Beekeeping Linux: Evolution of Kernel Technologies For Instrumentation

As developers and engineers build anything, it's hard to simulate how it's going to function in actual environment. That's why to have a proactive way to understand and improve software we add ability to monitor in real time how it's functioning. Every since Linux has started becoming mainstream, there has always been developments towards how to provide these system level insights in most accessible way. This talk will go through the journey of how the technology of Linux Instrumentation has evolved over the years to adjust to varied kind and scale of workloads.

Topics to be covered:

0. Understanding Instrumentation and the need for it.

1. unix /dev/mem to directly accessing information from memory

2. procfs

3. ptrace -> strace

4. perf/auditd/ring buffers ( ways to relay information more efficiently )
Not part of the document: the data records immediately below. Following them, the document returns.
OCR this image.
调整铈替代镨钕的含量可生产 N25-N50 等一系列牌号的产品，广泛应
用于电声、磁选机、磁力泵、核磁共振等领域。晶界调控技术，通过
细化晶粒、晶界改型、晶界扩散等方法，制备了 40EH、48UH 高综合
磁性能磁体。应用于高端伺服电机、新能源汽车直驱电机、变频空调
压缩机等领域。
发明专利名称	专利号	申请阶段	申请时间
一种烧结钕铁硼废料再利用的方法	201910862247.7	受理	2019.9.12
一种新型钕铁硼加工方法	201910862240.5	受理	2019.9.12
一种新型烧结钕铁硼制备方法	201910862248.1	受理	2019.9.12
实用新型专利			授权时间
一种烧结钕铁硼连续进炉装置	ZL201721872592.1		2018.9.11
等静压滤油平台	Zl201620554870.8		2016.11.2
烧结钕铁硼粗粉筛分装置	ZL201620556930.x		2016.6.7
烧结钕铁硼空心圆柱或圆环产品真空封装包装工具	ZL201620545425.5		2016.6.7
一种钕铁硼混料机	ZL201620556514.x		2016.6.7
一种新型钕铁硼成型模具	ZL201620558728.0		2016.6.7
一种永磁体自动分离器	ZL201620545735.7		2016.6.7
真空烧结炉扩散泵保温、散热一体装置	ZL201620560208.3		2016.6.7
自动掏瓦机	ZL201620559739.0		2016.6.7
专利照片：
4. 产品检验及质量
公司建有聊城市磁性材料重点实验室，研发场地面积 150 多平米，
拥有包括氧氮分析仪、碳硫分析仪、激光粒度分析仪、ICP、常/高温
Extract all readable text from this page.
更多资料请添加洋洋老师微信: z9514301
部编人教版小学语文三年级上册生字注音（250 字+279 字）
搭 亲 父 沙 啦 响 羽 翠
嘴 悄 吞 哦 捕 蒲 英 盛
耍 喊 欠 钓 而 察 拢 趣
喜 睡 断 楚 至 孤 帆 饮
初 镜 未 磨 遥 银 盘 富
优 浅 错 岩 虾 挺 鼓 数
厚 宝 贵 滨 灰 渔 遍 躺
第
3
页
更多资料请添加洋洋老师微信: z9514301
5. kprobes and tracepoints

6. Kernel Modules

   - SystemTap

   - Ways to leverage kprobes and tracepoints

   - Downsides of Kernel Modules

8. ftrace

9. eBPF

   - Is it the silver bullet?

   - When and at what scale does eBPF makes sense?

- Kernel Runtime Security Instrumentation (KRSI) : Now referred to as BPF LSM

---

I presented at IndiaFOSS 2.0 (Ref https://www.youtube.com/watch?v=yEFO31iv56g) and talked about eBPF for security. Security is combination of both Observability and Enforcement. This talk goes deeper into Observability and explores how eBPF as a technology came into being more from a Instrumentation Perspective and eventually leading to Security Use Cases as well.